校長先生が「今年のハロウィンは突然だが休校とする!君達には……」
ハロウィンパーティーを各クラスで行ってクラスの仲を深めて欲しい、という校長の計らいで休校になったのだ。
それを知らせる為に全学年の生徒が講堂に集まったのだ。
「へぇ、不思議ね、そのペンダント。……魔法でもかけられているんじゃない?」
「魔法?」
「えぇ。でも、ペンダントを突然輝かせる魔法なんて聞いた事ないし、しかもそれはアイリスが幼い頃から持っていたんでしょう?」
「うん。4才か5才ら辺の頃の誕生日プレゼントとして貰った。」
「アイリスは先月12才になったのよね。ペンダントを貰って少なくとも7年は経ってるわ。」
「そんなに長い期間保つ魔法なんて聞いた事ないわ。」
二人で原因を考えるが、それらしい理由は何も思いつかなかった。
アイリスはペンダントを着け直す。
「……最近、何かが近付いてきているような気がするの。」
「何かって?」
「それは分からないけど……魔王に近い人と会うような気がする。」
アイリスは廃校舎の女子トイレで出会ったヴェルディを思い出す。
校長先生から聞いた話だと、彼は魔王に認められた魔法使い“七つの天星”の一人らしい。
あの時、ヴェルディはアイリスを「レントのガールフレンド」と揶揄ってきた。
そして、結局ヴェルディも答えを知らなかったであろうクイズを出された(チューニの居場所について)。
アイリスと校長先生はヴェルディがサンライトに侵入した理由を「私を魔王の元に置くため」と予想している。

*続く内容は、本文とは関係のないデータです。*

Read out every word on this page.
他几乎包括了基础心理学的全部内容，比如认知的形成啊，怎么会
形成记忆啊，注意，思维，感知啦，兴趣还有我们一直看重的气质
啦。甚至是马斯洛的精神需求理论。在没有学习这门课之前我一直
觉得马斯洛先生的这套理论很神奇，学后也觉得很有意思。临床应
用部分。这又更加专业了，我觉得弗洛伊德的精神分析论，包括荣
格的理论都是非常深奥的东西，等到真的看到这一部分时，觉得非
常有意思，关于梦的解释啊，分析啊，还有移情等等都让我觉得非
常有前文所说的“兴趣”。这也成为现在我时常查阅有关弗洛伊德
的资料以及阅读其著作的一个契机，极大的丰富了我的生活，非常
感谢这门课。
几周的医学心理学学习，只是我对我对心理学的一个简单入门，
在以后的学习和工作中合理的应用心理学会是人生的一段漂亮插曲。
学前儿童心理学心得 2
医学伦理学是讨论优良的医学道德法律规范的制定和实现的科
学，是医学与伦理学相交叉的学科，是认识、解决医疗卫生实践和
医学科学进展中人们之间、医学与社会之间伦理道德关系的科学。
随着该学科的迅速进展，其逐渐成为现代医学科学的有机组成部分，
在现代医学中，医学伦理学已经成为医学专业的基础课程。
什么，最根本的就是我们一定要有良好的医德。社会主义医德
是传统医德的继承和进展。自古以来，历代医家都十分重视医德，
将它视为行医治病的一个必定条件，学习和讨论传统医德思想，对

「アイリス、考えすぎよ!いくら魔王に近い手下でもサンライトに侵入する事なんて出来ないわ。」
シェリー達はアイリスとレントが出会った男の正体がヴェルディである事を知らない。
魔王の手下と出会ったと話したら、心配させてしまうだろう。
「……そうだね、そうよ!校長先生がいる限り、魔王すらサンライトに侵入する事は出来ないわ!」
シェリーを心配させない為か、自分を安心させようとしている為に言ったのか、アイリス自身分からずにいた。
「そろそろ部屋戻ろっか!」
「そうね!今日は話題のドラマを見ましょう!『ケッコン』っていう作品なんだけど……」
「んー、遠慮しておこうかな!」
二人はフカフカのソファから立ち上がって部屋に繋がる階段を楽しそうに上った。
クリスマス当日、何かが起こる事も知らずに。